Luciano Darderi (Ansa)
Nella giornata del «round of 16» è stato infatti l’azzurro numero 17 Atp a prendersi la scena, superando in rimonta nientemeno che Alexander Zverev, che nella classifica mondiale è dietro soltanto ai due mostri sacri Sinner e Carlos Alcaraz. Sulla terra rossa della Grand Stand Arena Darderi è riuscito nell’impresa di riscrivere una partita che sembrava ormai perduta. Specialmente dopo aver incassato un primo set senza storia, perso 6-1 in appena mezz’ora, dando per lunghi tratti l’impressione di non riuscire a reggere il ritmo imposto dal tedesco. Andamento che si stava confermando anche nel secondo parziale, facendo pensare a chiunque che la sfida fosse ormai indirizzata. A chiunque tranne che al ventiquattrenne italo-argentino, che non ha mai smesso di crederci. Dopo che Zverev è salito fino al 4-2 e ha avuto in mano il controllo dell’incontro, qualcosa è cambiato. Darderi ha iniziato a trovare continuità da fondo campo, sostenuto da un pubblico sempre più coinvolto, mentre dall’altra parte il tedesco ha progressivamente perso lucidità. Il momento decisivo è arrivato nel tie-break del secondo set, un’autentica battaglia nella quale Zverev si è fatto annullare quattro match point. Luciano è rimasto aggrappato alla partita con pazienza e coraggio, fino a chiudere 12-10 grazie anche a un doppio fallo finale del suo avversario. Lì, di fatto, il match è finito. Zverev è uscito mentalmente dalla partita e nel terzo set non ha reagito. Darderi ha cavalcato l’inerzia e l’entusiasmo del Foro Italico, dominando 6-0 il parziale decisivo e conquistando così la prima vittoria in carriera contro un top ten. Una serata che difficilmente dimenticherà e che gli vale anche i primi quarti di finale in un Masters 1000, dove affronterà il baby fenomeno spagnolo Rafael Jódar. «È stata una partita molto dura, non mi sentivo bene nel primo set», ha spiegato a caldo Darderi. «Poi sono riuscito a girarla anche perché Zverev mi ha regalato qualcosa. La gente mi ha aiutato tanto, sono molto felice».
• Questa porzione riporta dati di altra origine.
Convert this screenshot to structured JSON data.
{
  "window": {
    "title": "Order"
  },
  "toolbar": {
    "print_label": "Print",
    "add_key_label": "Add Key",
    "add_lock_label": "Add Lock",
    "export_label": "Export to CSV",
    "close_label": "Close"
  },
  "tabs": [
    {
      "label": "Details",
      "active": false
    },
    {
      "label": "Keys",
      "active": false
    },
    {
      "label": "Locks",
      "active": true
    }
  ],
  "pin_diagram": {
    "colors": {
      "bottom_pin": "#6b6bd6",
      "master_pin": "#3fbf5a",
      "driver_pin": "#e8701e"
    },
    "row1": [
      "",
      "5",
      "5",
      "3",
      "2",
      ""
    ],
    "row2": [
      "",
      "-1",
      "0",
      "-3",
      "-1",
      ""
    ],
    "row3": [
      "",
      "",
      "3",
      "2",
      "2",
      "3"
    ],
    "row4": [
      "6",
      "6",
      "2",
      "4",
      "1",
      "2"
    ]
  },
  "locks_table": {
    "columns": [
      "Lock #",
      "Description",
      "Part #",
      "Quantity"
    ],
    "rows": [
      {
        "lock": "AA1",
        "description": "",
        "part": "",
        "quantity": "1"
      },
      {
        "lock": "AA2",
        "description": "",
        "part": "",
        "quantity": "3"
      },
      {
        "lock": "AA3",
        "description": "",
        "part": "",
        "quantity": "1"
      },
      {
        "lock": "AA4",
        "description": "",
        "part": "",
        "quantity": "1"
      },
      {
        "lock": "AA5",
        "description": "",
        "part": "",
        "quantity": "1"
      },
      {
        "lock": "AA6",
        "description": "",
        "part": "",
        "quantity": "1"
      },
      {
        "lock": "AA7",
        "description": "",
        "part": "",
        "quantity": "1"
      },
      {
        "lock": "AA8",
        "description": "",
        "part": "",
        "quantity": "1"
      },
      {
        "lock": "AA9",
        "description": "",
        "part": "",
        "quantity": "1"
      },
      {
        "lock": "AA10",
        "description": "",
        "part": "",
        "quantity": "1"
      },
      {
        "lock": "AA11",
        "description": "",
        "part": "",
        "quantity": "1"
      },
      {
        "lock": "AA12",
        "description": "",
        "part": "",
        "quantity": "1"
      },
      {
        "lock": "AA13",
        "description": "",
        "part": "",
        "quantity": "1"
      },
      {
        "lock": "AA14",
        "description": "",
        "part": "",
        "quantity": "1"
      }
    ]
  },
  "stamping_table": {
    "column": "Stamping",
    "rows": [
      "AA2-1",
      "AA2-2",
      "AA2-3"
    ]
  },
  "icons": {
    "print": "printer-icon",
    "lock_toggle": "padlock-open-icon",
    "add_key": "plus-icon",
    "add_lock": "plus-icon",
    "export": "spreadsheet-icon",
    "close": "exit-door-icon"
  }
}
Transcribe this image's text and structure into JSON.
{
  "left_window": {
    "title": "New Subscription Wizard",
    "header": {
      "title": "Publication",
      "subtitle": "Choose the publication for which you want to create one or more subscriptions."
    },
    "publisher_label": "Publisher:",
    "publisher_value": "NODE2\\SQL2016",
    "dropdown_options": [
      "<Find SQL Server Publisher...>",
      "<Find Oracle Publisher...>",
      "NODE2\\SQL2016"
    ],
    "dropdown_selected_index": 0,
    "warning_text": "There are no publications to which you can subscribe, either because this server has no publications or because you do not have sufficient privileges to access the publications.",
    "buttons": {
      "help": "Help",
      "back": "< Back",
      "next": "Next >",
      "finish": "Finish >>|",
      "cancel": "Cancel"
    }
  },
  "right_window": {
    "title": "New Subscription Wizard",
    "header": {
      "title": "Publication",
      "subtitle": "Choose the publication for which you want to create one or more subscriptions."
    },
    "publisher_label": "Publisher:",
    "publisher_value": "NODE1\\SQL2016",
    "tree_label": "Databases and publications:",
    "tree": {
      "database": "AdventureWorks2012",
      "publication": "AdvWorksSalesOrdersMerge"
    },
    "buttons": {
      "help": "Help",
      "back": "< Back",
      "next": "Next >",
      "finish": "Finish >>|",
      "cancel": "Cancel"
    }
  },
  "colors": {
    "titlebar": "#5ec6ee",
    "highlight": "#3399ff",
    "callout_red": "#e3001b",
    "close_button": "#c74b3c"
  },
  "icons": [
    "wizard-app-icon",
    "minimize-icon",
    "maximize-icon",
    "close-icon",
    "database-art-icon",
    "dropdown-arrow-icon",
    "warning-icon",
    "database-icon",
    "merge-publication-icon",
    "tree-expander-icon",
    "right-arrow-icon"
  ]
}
Più lineare, invece, il pomeriggio di Sinner sul centrale. Contro l’altra rivelazione di questa edizione, Andrea Pellegrino, il numero uno del mondo ha controllato il «derby» senza particolari difficoltà, imponendosi (6-2, 6-3) e centrando la qualificazione ai quarti. Per il pugliese resta comunque un torneo oltre ogni aspettativa, mentre Sinner continua a macinare record: con quella contro Pellegrino sono diventate 31 le vittorie consecutive nei Masters 1000, eguagliando un primato che apparteneva a Novak Djokovic. «Il derby qui in Italia è sempre speciale», ha detto Jannik dopo la vittoria. «Sono molto felice per Andrea, ha fatto un torneo straordinario». Poi uno sguardo al prosieguo del torneo, dove se la vedrà con il russo Andrej Rublev: «I quarti sono già un turno importante. Il giorno di riposo mi aiuterà».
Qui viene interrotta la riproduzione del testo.